Cornelius, Cyprian, Schisms and Apostasies

Saint Cornelius was Pope for a scant two years in the third century, elected in 251, fighting against his fellow bishop Novatian, who declared himself the true Pope, thus also unwittingly making himself history’s first anti-Pope. Novatian was an early ‘hard-liner’, teaching that certain sins were so evil, to beyond the pale -especially apostasy, failing in the face of martyrdom – that one could never seek reconciliation with the Church (nor with God, one might presume).

Cornelius, on the other hand, inspired by the Holy Spirit offered by the grace of his office, realized that God’s mercy was far greater than any of our sins, and that if men must forgive each other ‘seventy times seven times’, God forgiveness is infinitely beyond this. On that score, he excommunicated Novatian, and his followers, but, we may presume, would have welcome them back in, had they too repented.
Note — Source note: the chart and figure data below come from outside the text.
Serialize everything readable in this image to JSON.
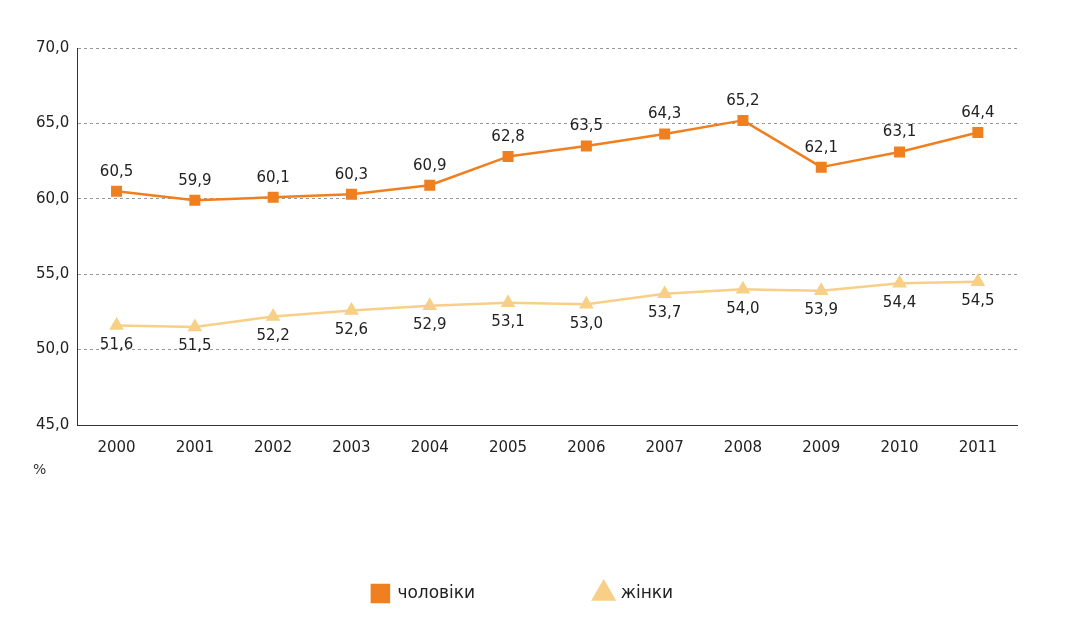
{
  "chart_data": {
    "type": "line",
    "ylabel": "%",
    "categories": [
      "2000",
      "2001",
      "2002",
      "2003",
      "2004",
      "2005",
      "2006",
      "2007",
      "2008",
      "2009",
      "2010",
      "2011"
    ],
    "series": [
      {
        "name": "чоловіки",
        "color": "#f07f1f",
        "marker": "square",
        "values": [
          60.5,
          59.9,
          60.1,
          60.3,
          60.9,
          62.8,
          63.5,
          64.3,
          65.2,
          62.1,
          63.1,
          64.4
        ],
        "value_labels": [
          "60,5",
          "59,9",
          "60,1",
          "60,3",
          "60,9",
          "62,8",
          "63,5",
          "64,3",
          "65,2",
          "62,1",
          "63,1",
          "64,4"
        ]
      },
      {
        "name": "жінки",
        "color": "#f8cf86",
        "marker": "triangle",
        "values": [
          51.6,
          51.5,
          52.2,
          52.6,
          52.9,
          53.1,
          53.0,
          53.7,
          54.0,
          53.9,
          54.4,
          54.5
        ],
        "value_labels": [
          "51,6",
          "51,5",
          "52,2",
          "52,6",
          "52,9",
          "53,1",
          "53,0",
          "53,7",
          "54,0",
          "53,9",
          "54,4",
          "54,5"
        ]
      }
    ],
    "ylim": [
      45,
      70
    ],
    "yticks": [
      {
        "value": 45,
        "label": "45,0"
      },
      {
        "value": 50,
        "label": "50,0"
      },
      {
        "value": 55,
        "label": "55,0"
      },
      {
        "value": 60,
        "label": "60,0"
      },
      {
        "value": 65,
        "label": "65,0"
      },
      {
        "value": 70,
        "label": "70,0"
      }
    ],
    "grid": "y",
    "legend": "bottom",
    "line_style": "solid"
  }
}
Although Cornelius helped lay the groundwork for healing this error and its schism within the Church, he was not so fortunate in placating the Roman authorities, meeting his end and gaining his final reward in the persecution under Emperor Decius, being exiled, and perishing of his hardships sometime in Anno Domini 235.
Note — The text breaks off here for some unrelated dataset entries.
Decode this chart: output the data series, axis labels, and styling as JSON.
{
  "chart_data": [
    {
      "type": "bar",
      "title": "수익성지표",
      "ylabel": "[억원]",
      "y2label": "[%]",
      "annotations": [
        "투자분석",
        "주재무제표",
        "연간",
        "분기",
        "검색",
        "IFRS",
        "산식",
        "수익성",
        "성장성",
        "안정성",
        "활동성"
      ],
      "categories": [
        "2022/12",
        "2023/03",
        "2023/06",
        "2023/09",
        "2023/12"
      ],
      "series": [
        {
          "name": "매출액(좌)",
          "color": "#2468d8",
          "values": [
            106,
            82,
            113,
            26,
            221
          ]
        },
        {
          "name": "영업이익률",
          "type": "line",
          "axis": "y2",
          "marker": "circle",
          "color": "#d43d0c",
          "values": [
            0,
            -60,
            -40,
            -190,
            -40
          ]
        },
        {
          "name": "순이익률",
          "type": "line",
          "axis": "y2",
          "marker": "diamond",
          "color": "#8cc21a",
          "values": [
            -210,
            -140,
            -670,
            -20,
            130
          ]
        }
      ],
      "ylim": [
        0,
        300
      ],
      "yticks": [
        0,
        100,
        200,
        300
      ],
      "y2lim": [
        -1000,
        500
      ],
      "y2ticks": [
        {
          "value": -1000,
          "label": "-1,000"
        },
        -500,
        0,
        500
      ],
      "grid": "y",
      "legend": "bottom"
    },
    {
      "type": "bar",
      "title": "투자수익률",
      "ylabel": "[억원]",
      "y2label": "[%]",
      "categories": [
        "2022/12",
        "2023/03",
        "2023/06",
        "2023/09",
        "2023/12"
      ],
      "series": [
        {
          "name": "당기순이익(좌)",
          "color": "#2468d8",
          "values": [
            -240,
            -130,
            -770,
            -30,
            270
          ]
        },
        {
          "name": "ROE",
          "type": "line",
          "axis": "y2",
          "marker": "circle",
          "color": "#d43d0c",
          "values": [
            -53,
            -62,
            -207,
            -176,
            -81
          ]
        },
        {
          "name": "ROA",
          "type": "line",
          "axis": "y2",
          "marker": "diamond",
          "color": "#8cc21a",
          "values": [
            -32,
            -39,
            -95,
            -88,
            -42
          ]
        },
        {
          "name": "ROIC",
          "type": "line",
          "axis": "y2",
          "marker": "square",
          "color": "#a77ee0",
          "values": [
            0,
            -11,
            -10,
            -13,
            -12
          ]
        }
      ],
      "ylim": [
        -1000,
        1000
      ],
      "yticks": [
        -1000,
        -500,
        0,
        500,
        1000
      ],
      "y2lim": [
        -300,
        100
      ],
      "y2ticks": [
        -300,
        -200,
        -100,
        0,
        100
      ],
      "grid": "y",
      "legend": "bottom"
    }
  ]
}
Saint Cyprian, whom we also celebrate today, was bishop of the coastal city of Carthage, in what was the Roman-governed territory in North Africa.  He is famous for his theological treatises in beautiful classical Latin; he too was a foe of the Novatians, and helped fight and heal the ensuing schism.  A certain amount of controversy surrounds his episcopacy, as he fled into hiding under the threat of martyrdom under the same Decian persecution.  I might run also, but Cyprian’s flight was complicated by the fact that he was a bishop. He defended his action, that he would was more useful governing the scattered flock, than dead, and we can honour that decision. However, he was soon to show his underlying courage and steadfastness, for God did call him to martyrdom eventually when a subsequent persecution arose under Emperor Valerian (the same one that took Pope Sixtus II and his deacons, including Saint Lawrence).  Cyprian penned his final treatise, De exhortatione martyrii, a noble exhortation to die of the faith, and he gave his final witness, losing his head to the sword on September 14, 258, what would later be the feast of the Triumph of the Cross.
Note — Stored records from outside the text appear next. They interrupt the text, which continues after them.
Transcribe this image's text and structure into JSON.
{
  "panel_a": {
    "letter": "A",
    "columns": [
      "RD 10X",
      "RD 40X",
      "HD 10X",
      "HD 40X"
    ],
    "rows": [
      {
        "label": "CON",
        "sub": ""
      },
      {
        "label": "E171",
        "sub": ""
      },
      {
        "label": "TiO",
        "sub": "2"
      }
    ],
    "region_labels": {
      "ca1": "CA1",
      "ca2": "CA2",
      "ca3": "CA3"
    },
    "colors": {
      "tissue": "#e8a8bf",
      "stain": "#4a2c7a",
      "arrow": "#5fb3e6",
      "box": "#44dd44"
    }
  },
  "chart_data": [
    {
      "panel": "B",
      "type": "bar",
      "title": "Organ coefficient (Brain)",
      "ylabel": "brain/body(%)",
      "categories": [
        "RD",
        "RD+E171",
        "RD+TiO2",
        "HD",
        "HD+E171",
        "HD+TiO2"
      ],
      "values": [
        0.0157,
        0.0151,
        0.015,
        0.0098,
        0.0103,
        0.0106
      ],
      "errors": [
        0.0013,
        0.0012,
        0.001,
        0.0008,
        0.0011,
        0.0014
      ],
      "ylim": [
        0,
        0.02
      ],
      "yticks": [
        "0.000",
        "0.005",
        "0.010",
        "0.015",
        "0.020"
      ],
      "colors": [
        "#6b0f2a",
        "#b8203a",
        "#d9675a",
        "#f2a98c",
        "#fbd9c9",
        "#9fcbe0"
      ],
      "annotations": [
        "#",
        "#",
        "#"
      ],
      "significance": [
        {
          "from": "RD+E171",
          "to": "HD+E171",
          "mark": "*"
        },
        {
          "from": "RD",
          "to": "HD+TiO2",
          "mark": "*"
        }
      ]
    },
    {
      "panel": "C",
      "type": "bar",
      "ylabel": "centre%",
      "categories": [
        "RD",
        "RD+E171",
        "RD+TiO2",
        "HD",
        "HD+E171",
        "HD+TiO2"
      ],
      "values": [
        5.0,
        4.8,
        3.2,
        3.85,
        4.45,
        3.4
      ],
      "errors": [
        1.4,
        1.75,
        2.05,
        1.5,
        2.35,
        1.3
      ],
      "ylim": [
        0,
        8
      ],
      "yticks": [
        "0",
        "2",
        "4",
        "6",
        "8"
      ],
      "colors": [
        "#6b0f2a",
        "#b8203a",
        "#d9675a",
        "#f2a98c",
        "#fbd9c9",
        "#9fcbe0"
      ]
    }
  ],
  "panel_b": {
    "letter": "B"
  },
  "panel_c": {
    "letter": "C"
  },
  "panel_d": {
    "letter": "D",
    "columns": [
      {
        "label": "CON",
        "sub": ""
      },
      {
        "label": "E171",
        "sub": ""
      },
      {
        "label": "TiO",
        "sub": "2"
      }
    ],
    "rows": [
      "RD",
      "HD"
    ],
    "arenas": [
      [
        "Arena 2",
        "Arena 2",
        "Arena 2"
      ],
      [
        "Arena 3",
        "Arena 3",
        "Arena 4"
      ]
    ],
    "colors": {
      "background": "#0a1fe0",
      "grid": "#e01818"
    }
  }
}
We again live in an era where bishops are fighting bishops, cardinals, cardinals, laymen against them also and each other, and the language and stakes are increasing in intensity, with even the current holder of the office of Peter mentioning the spectre of schism – somewhat too blithely, one might think. I suppose there was never an era where such divisions in the Church were not the case. It seems now we are getting to the very nub of the matter of what it means to be ‘Catholic’, a follower of Christ and His Church. This requires a solid intellectual and spiritual foundation and formation, which can guide the empathy and passions, the whispers of the world in all its seductions, to see the fog of obfuscation, keeping one’s eyes focused on the truth, and the Truth, with one’s face set like flint, in those things, those truths, that are absolutely necessary and not open to compromise, like throwing our ‘incense’ in worship of all the false gods before us.

So did our Fathers of old. So must we.  And the grace of Christ will not only sustain us, but give us great joy and hope in the journey. Unity in charity, and charity in unity.

Saints Cyprian and Cornelius, orate pro nobis!